Reporter: Sugeng Adji Soenarso | Editor: Wahyu T.Rahmawati
KONTAN.CO.ID - JAKARTA. Awal tahun 2023, saham-saham lapis kedua mengambil alih tangga top gainers. Hal tersebut didorong pelemahan saham-saham big caps.
Hingga Senin (9/1), tangga top gainers diisi saham PT Ateliers Mecaniques D'Indonesie Tbk (AMIN), PT Radiant Utama Interinsco Tbk (RUIS), PT Batavia Prosperindo Tbk (BPTR), PT Jaya Agra Wattle Tbk (JAWA), PT Data Sinergitama Jaya Tbk (ELIT), dan PT Jaya Swarasa Agung Tbk (TAYS).
Equity Research Analyst Phintraco Sekuritas Rio Febrian mengatakan kenaikan saham lapis kedua didorong tertekannya saham big caps. "Pasar cenderung beralih ke saham lapis kedua karena banyak sentimen negatif yang mempengaruhi pasar dan secara teknikal juga saham-saham big caps mayoritas banyak tertekan," ujarnya kepada Kontan.co.id, Jumat (6/1).
Sebab, secara sentimen Rio menilai tidak ada sentimen khusus yang berbeda antara lapis kedua dan blue chip. Sehingga sentimen akan bergantung pada sentimen secara umum berlaku untuk semua.
Baca Juga: IHSG Berpotensi Rebound Esok, Selasa (10/1)
Research Analyst Infovesta Kapital Advisori Arjun Ajwani menambahkan adapula saham yang juga didorong dari sentimen sektornya. Contohnya saham JAWA yang bergerak di bidang minyak kelapa sawit didorong kebijakan pemerintah yang mengubah batasan ekspor minyak kelapa sawit dari 1:8 ke 1:6 guna mendukung pasar domestik dan memastikan kecukupan pasokan menjelang Ramadhan dan tahun ini.

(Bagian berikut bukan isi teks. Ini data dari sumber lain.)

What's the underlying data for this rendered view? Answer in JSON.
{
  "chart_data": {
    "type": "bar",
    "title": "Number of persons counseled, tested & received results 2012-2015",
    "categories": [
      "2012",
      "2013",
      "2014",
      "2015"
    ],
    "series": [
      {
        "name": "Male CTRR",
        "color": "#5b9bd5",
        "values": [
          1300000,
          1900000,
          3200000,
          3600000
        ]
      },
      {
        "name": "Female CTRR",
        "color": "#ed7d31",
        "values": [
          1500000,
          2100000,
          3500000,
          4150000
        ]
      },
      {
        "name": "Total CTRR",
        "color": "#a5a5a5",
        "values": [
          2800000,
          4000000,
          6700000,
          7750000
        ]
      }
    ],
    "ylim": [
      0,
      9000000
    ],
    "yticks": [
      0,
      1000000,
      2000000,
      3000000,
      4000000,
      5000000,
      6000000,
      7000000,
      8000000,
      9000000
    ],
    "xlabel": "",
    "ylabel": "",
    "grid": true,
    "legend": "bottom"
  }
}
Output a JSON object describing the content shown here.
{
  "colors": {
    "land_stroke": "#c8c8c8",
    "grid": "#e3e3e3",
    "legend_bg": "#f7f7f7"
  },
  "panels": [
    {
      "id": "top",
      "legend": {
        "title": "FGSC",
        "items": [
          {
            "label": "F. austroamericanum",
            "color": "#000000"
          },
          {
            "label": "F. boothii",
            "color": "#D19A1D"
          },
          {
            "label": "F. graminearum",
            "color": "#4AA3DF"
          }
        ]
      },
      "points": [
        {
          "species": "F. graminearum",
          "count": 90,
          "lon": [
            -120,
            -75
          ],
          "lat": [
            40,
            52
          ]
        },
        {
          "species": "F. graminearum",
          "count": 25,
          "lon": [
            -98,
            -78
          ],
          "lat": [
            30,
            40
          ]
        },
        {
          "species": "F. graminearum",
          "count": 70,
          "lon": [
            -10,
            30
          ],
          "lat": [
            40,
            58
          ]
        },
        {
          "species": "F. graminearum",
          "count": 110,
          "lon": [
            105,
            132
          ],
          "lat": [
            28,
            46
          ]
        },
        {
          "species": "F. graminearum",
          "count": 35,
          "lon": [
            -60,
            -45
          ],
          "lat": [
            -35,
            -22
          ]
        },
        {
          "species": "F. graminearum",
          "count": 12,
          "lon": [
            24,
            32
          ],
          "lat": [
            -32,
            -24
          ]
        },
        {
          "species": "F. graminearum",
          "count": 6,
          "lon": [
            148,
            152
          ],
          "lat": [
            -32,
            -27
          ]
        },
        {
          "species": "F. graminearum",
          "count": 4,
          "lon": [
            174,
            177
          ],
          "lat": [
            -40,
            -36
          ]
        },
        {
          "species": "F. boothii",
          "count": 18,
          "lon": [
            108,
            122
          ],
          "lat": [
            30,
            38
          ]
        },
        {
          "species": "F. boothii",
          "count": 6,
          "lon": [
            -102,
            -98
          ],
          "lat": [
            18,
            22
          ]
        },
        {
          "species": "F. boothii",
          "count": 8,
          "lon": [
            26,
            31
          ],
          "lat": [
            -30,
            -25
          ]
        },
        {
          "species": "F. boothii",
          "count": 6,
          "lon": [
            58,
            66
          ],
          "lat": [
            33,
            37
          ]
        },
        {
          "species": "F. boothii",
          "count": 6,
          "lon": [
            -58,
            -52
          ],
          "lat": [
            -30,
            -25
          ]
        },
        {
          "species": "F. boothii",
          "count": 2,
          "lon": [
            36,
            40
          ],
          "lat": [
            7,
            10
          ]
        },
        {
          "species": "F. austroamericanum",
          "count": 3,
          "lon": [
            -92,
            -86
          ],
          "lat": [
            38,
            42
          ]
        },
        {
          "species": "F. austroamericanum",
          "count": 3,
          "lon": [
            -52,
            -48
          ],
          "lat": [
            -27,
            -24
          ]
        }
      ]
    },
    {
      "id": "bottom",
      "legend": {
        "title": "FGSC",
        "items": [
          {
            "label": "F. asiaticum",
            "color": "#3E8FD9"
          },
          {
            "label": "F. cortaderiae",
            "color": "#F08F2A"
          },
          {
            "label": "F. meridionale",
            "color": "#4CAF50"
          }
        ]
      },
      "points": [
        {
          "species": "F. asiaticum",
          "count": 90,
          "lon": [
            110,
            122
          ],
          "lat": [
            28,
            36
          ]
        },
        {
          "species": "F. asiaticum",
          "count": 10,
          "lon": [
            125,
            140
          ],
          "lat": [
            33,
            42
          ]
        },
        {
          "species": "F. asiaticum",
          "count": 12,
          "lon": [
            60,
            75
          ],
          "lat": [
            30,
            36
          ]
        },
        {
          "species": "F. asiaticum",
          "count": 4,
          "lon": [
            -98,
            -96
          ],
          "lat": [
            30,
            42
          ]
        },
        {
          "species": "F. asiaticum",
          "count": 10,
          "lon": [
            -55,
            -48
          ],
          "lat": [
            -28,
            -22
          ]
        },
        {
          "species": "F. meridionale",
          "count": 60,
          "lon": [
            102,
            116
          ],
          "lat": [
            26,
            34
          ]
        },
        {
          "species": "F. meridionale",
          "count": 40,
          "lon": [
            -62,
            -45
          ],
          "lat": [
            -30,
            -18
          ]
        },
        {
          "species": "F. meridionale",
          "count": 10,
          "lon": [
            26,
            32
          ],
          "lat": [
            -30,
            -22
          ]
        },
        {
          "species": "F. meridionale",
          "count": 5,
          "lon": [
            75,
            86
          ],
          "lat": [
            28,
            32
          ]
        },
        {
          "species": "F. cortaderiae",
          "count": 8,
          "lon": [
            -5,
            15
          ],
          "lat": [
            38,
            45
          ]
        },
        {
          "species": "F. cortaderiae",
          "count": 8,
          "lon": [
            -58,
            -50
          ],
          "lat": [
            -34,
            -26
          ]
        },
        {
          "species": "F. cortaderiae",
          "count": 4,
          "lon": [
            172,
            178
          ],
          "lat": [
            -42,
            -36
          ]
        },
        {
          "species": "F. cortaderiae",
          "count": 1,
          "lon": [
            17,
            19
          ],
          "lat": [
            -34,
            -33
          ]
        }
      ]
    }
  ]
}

Namun secara umum Arjun berpandangan bahwa saham lapis kedua kurang prospektif. Sebab, kenaikannya didominasi akibat diversifikasi yang dilakukan investor di tengah tekanan saham-saham big caps untuk mengamankan profit.
Lanjutnya, pasar saham saat ini sedang mengalami ketidakpastian geopolitik dan ekonomi. Ada kemungkinan tinggi resesi global tahun ini menurut general consensus pasar serta pasar masih mengalami kenaikan suku bunga secara agresif oleh Bank Indonesia (BI) dan tingkat inflasi yang masih di luar target rentang dan Rupiah yang cukup lemah dibandingkan dengan historis.
Baca Juga: IHSG Menguat ke 6.688 pada Senin (9/1), ANTM, BBCA, ADRO Paling Banyak Net Buy Asing
Dari faktor-faktor tersebut, Arjun berpandangan investor akan cenderung memilih emiten dengan fundamental yang kuat. "Menurut saya investor akan lebih memilih menempatkan dana di saham big caps yang sudah ada track record yang bagus dan fundamental yang resilient terhadap efek resesi," papar dia.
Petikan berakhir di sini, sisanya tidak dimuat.